27 Temmuz 2016

Tiyatro

Belki de tarihimizin en ciddi, en tehlikeli ve en yok edici saldırılarından birini yaşadık.

Hem de elimiz kolumuz bağlı, göstere göstere, bağıra çağıra gelen bir yıkıma mucize denebilecek bir çılgınlıkla, bir vurdumduymazlıkla bir anlamsızlıkla karşı koyduk.

Kâğıt üzerinde olan, hiçbir şey anlam ifade etmedi bu işte. Ne tehditler, ne tedbirler, ne uyarılar, ne planlar, ne eğitimler, ne tuzaklar kâğıda döküldüğü gibi neticelenmedi.

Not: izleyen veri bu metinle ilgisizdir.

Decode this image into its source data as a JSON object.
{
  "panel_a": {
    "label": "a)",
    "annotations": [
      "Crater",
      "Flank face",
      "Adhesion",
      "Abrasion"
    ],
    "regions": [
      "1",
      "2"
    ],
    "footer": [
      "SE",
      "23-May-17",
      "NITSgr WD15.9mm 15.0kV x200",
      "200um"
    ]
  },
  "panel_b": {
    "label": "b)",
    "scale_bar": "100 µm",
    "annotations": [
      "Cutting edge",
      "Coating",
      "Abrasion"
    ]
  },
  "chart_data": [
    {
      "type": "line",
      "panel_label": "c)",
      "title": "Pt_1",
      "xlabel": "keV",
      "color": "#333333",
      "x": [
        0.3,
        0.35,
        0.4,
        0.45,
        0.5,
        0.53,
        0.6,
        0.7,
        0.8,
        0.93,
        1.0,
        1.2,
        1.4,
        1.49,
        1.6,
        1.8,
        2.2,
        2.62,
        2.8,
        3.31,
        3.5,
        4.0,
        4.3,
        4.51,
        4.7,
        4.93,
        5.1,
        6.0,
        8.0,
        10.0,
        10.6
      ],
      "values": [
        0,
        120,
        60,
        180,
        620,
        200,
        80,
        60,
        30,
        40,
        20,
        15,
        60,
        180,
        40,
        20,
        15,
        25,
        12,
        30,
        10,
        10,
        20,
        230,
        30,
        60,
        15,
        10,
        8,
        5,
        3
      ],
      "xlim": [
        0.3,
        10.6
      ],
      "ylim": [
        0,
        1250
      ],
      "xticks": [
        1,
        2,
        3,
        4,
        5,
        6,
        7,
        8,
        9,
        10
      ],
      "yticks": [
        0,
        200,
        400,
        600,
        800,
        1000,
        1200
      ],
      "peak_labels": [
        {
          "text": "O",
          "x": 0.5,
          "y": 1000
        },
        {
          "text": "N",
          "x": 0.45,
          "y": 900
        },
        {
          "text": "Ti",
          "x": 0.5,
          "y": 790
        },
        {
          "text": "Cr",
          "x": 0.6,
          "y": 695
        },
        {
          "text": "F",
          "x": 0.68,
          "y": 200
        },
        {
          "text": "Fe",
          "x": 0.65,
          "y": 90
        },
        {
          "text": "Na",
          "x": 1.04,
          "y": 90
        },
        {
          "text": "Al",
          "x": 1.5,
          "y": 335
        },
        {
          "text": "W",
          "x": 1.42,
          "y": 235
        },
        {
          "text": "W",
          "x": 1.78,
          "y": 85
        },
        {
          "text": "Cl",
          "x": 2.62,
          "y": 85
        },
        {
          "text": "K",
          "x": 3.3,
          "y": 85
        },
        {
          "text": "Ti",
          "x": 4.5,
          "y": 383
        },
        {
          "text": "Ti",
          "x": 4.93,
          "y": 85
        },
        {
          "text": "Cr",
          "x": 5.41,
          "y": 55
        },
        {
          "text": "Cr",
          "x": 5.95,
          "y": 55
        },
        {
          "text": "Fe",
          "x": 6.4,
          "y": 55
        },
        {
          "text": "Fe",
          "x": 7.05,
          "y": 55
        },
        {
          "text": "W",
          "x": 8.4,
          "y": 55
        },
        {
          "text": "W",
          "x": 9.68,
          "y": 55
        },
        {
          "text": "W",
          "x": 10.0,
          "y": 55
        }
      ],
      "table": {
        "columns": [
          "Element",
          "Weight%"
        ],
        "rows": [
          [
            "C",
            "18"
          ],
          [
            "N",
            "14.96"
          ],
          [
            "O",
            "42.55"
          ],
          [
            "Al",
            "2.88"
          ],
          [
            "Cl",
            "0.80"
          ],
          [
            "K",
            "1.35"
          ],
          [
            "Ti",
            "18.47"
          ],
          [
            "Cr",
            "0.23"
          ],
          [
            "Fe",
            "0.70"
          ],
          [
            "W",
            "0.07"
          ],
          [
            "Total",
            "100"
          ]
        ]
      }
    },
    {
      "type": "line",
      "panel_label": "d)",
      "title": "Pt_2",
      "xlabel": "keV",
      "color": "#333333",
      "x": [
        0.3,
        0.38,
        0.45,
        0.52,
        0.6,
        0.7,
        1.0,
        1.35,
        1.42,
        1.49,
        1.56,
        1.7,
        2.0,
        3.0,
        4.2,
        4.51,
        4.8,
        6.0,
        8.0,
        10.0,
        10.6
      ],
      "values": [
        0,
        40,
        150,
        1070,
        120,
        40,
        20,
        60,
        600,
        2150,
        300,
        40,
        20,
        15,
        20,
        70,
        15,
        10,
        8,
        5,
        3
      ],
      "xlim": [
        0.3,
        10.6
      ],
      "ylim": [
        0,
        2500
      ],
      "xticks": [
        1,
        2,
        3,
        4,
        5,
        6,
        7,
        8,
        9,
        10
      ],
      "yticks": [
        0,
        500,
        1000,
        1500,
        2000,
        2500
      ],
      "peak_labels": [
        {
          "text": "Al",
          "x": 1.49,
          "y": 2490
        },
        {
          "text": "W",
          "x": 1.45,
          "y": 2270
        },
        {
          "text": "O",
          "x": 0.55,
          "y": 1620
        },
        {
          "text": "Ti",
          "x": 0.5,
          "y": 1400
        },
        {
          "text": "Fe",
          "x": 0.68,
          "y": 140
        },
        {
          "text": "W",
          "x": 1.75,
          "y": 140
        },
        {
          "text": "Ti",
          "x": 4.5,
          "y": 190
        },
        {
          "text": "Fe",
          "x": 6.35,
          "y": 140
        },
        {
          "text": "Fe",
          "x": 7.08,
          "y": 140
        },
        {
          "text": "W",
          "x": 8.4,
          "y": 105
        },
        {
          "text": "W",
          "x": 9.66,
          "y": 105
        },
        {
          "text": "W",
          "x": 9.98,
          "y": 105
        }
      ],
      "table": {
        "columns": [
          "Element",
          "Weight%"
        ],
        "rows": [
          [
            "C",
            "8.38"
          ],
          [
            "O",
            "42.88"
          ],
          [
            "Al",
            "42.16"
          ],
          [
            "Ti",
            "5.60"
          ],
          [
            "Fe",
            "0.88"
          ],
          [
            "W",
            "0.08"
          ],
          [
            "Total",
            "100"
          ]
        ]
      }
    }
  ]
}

Mahkemeler, açık veya gizli ihbarlar, gazetecilerin, yazarların kendilerini yırtarcasına kaleme aldıkları tehlikeyi tarifleyen yazıları, kurumların kendi içinde yok olup giden çığlıkları bu kara geceyi engelleyemedi.

Bu çaresiz, etkisiz çığlıklara, uyarılara ve çabalara karşı gelişen hain girişim amaçladığı yıkıma ulaşamadan sihirli bir dokunuşla, mucize bir çıkışla yok oldu gitti.

Milletin kendine “Deniz Feneri” yaptığı, tüm zifiri karanlıklarda ışık olarak aradığı Erdoğan’ın tek bir işareti ile mucize sokaklarda can bulmaya, etki salmaya başladı. Öyle ki hiçbir aklın, mantığın ve beklentinin anlayamadığı şeyler oldu.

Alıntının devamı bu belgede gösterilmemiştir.